Create a DIY Summer Camp at Home

Want a more budget-friendly and homespun way to let your children enjoy summer camp benefits without the downsides of a sleepaway camp? This summer, in particular, many summer camps are suspended, and parents are looking for ways to keep their kids engaged. Here are a few tips to help you create a fun and fantastic summer camp!

Set a Schedule

First, decide how long you want to run your camp. Will it be for one week, one month, or all summer? Will each day of camp be a few hours or all day?

Get your children’s input. The length of your camp will depend on your kids’ ages and how much time and energy you want to devote to the experience.

Plan Your Activities

Most traditional summer camp programs operate on a schedule built on different types of fun, physical, and educational endeavors. When creating your schedule, mimic their approach with an engaging variety of pursuits, including categories such as:

1. Outdoor Sports and Games

Camp is a time to get outside, play some games, learn new skills, and burn lots of excess energy. Talk with your children about which activities they would most enjoy and the new skills they’d like to master. Make a list, adding a few ideas of your own.

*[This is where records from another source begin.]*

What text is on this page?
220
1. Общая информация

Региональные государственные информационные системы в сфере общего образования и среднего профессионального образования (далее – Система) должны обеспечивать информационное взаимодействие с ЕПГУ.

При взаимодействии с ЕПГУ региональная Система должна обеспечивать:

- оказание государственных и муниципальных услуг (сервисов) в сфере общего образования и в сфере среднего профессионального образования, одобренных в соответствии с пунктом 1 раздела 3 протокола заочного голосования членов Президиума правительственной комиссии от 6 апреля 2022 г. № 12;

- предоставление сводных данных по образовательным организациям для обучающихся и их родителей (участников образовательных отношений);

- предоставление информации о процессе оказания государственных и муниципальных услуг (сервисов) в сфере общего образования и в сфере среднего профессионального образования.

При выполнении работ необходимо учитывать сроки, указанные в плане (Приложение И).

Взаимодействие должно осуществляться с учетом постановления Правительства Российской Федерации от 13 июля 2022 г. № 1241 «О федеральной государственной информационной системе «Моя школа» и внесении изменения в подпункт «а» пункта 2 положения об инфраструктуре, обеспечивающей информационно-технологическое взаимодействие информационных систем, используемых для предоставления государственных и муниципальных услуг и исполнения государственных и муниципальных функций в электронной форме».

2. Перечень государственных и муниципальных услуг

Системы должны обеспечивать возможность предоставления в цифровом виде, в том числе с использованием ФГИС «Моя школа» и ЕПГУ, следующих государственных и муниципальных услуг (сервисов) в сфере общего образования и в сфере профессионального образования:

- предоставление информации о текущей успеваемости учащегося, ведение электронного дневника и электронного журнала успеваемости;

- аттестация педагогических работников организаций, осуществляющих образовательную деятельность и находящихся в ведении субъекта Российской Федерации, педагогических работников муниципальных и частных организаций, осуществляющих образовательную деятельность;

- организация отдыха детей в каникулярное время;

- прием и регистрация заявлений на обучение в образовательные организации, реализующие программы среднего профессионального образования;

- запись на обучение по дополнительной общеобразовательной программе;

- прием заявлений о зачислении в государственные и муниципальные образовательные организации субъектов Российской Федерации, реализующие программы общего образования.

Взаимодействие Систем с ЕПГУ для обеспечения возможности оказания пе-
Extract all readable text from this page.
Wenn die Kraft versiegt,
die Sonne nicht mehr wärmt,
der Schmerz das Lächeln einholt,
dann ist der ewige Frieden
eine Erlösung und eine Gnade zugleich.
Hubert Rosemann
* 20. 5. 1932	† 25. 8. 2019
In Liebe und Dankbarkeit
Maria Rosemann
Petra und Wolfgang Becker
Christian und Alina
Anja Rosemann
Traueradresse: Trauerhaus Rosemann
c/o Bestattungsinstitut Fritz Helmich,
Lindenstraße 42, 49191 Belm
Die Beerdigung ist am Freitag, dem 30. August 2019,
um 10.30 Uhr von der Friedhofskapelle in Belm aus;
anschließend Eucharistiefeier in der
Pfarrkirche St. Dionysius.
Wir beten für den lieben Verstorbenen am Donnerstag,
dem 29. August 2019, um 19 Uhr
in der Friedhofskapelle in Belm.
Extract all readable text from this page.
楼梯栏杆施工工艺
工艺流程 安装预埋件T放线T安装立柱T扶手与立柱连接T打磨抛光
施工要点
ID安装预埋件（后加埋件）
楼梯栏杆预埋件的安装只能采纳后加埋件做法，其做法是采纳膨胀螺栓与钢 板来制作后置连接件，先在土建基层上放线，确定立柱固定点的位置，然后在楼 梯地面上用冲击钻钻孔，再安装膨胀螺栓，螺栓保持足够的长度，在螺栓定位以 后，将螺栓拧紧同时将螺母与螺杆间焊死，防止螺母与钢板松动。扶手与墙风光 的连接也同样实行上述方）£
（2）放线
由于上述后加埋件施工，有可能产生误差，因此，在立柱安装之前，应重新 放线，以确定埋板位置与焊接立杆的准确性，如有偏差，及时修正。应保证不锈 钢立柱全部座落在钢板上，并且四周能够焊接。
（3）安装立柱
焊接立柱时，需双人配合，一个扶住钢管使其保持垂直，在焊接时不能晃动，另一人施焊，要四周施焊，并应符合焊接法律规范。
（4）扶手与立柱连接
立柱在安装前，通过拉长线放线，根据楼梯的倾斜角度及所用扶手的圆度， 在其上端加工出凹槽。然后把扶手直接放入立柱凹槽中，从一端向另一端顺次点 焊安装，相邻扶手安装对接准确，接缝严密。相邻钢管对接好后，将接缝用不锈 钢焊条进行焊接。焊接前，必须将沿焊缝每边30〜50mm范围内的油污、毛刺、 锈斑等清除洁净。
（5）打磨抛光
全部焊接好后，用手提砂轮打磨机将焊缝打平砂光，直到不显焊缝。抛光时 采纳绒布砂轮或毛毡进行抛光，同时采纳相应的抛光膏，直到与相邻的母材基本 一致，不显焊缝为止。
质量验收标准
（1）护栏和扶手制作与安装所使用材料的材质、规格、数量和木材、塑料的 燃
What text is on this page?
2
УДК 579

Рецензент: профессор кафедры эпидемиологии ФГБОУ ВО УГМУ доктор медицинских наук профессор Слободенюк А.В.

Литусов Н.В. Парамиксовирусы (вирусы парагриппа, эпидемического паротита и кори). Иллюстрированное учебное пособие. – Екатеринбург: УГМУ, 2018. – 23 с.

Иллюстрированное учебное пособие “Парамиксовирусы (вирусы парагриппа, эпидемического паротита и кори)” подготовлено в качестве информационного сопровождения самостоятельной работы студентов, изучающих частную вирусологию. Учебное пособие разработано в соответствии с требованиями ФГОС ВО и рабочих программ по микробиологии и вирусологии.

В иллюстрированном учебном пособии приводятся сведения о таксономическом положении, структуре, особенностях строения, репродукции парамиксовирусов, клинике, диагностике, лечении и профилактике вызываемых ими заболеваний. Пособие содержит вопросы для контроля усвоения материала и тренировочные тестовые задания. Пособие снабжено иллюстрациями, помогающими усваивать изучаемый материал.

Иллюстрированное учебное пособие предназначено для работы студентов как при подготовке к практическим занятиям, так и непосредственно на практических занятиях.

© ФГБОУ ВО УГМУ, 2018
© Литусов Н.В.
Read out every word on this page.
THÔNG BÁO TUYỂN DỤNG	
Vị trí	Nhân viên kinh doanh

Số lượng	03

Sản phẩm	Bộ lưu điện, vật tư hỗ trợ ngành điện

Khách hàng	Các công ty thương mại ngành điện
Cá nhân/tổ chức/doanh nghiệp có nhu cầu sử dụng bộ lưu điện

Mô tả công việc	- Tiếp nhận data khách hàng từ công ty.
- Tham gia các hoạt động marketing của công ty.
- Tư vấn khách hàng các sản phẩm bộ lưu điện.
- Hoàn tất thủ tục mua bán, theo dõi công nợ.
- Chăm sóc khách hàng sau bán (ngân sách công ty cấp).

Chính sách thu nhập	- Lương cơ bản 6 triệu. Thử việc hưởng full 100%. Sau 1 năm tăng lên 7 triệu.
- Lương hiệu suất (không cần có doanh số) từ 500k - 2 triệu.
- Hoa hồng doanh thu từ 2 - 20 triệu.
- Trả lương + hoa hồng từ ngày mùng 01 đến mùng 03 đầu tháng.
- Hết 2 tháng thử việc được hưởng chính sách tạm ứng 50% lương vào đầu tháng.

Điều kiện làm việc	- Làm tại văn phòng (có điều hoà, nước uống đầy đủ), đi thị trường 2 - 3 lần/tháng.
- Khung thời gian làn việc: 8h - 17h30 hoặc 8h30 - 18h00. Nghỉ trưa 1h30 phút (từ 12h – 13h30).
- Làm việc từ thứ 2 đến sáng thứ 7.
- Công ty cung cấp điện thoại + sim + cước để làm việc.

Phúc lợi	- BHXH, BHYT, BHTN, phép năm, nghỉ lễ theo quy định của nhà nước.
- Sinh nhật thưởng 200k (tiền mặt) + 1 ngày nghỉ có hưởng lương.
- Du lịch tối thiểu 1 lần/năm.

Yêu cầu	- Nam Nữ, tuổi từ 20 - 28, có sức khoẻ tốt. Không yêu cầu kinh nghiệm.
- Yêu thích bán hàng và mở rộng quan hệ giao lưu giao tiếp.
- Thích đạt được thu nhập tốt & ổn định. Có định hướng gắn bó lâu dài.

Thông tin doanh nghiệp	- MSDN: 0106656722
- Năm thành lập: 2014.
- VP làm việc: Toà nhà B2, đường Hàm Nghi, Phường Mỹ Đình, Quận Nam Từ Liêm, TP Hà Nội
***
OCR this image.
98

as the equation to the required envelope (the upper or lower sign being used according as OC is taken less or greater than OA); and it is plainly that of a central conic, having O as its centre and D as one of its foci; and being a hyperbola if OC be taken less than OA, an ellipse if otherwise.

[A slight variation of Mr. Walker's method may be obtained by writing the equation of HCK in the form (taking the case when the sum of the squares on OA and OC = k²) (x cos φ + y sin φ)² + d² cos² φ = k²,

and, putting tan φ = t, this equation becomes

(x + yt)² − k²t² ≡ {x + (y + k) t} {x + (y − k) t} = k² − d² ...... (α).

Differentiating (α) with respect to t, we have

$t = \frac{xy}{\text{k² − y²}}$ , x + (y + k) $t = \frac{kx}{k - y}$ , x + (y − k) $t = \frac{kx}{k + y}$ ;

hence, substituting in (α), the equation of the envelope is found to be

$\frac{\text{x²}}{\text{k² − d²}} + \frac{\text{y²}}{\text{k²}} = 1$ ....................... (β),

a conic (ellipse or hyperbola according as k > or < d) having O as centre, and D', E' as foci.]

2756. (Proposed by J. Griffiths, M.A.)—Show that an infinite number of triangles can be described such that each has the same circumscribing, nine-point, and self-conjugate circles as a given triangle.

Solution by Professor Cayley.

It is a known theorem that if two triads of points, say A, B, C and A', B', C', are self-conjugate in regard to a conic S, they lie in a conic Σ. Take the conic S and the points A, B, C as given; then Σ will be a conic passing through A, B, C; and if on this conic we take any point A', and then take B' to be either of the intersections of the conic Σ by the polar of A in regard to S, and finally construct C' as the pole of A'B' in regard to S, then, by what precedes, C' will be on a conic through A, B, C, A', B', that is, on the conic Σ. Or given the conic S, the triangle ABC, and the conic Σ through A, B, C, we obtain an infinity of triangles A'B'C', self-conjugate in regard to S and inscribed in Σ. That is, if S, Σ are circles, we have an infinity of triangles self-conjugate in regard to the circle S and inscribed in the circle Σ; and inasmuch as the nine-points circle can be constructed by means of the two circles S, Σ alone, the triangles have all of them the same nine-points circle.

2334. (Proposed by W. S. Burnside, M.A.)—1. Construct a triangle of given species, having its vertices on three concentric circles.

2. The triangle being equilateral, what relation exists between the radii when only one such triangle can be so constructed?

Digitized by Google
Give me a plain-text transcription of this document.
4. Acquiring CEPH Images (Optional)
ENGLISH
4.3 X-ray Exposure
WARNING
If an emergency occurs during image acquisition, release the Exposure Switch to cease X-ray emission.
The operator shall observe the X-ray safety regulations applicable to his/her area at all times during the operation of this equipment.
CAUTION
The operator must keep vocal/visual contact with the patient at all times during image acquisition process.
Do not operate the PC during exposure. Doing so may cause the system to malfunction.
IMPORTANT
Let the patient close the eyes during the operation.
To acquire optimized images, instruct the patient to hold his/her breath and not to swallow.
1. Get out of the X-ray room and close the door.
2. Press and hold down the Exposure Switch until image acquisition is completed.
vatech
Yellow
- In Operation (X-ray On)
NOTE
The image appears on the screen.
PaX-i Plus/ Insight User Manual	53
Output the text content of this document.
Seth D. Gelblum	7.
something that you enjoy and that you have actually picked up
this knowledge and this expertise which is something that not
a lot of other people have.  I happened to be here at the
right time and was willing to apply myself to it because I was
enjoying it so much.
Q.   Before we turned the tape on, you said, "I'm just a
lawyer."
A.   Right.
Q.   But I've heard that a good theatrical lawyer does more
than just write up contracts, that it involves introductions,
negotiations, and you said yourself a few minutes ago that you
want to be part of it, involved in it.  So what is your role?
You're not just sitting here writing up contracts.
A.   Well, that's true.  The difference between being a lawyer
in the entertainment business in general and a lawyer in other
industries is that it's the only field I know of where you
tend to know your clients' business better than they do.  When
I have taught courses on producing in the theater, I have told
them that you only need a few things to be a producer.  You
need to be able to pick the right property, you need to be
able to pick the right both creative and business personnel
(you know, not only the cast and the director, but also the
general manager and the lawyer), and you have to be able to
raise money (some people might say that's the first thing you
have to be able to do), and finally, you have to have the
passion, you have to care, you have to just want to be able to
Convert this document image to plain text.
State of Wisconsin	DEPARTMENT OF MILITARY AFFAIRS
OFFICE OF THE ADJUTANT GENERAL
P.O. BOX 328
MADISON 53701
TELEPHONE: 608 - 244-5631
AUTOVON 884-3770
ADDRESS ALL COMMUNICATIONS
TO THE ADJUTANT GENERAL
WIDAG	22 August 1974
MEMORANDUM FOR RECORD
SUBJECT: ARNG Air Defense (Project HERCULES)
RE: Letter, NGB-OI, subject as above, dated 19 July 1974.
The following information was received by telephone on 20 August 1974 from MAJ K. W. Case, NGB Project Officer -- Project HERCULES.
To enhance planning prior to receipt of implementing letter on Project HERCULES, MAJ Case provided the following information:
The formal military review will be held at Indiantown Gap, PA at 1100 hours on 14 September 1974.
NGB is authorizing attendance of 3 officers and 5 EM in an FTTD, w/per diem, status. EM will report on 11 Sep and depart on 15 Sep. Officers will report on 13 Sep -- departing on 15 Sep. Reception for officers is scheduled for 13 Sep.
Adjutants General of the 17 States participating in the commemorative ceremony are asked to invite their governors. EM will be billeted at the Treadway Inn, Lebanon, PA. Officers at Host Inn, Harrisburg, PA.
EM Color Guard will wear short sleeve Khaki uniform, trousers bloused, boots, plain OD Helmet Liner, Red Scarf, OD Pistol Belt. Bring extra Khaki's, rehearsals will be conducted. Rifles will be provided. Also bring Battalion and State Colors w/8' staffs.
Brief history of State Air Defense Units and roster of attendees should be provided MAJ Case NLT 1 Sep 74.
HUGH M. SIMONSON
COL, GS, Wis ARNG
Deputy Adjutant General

New skills might include learning to swim, ride a bike, or hit a softball. Maybe they want to master a jump rope, hula hoop, or pogo stick. Your summer camp is the perfect time and place to help your little ones learn valuable new skills while prioritizing physical activity.

2. Mental Magic

Children love to learn new things, particularly if they already have a keen personal interest. Brainstorm ideas with your kids. Create a list of stimulating stuff they would like to read, learn, and do to help them explore the world and express themselves verbally or in writing.

Maybe your children want to learn about the solar system, or dinosaurs, or how to grow vegetables and flowers. Maybe there’s a book they have wanted to read (or one you particularly want them to enjoy).

You might want to include science projects, like a study of how light refracts, how a volcano works, or how to create invisible ink.

Your camp’s intellectual pursuits will depend on your children’s age, interests, and the things you think they will most enjoy learning. Mix and match topics. Each undertaking could end in a short written report, a videotaped demonstration, or a verbal presentation.

3. Arts and Crafts

Summer camp is a perfect time for artistic expression and honing fine motor skills. If your children enjoy arts and crafts, be sure to include a variety of activities like paper lanterns, wind chimes, pasta necklaces, and paper plate frisbees.

The internet is loaded with ideas and many craft materials are inexpensive and easily sourced from your home.

4. Help on the Home Front

Don’t feel like household chores should be ignored, just because you’re doing summer camp. Include a couple of 15-minute tasks in your daily schedule. It will help improve your home environment while also teaching your children domestic skills they will need as adults.

It’s never too early to start. And mixing these chores into other summer camp activities will make it painless.

Possibilities include dusting a room, washing dishes, taking out the trash, running the vacuum cleaner, or weeding a flower bed. You may want to teach them how to properly clean a bathroom, make their beds, do laundry, or cook a meal.

5. Family or Group Activities

If you want to include friends in your summer camp activities, pick one time of the day, or one day per week when your children can invite friends to join. If you prefer to keep it closer to home, be sure to schedule time when children and parent(s) are all involved in an activity.

These group activities are an opportunity to interact, build bonds, and hone relationship skills. This could be a movie night, but a more interactive group activity would be an outdoor adventure, a board game night, playing a game in the yard, or even cooking a meal together.

6. Water and Adventure

It’s just not summer without the ability to play in the water. Whether you hook up a sprinkler in the backyard or make a trip to a local pool, lake, beach or a water park, it’s essential to include some quality water time in your summer camp experience.

Outdoor adventure activities could be anything from camping out in the backyard to navigating the nearby woods, learning a bit about birdwatching, identifying constellations (with or without a telescope), collecting bugs, identifying wild plants or going to the zoo.

An Awards System

To acknowledge your children’s work and accomplishments during their summer camp activities, consider structuring your camp so they can earn points that can be “cashed in” for something they want to do, like a trip to a theme park, or a multi-day camping trip.

You may also want to make award certificates and distribute them in a final camp session, where you acknowledge your children’s individual contributions and the shared highlights of your summer camp experience.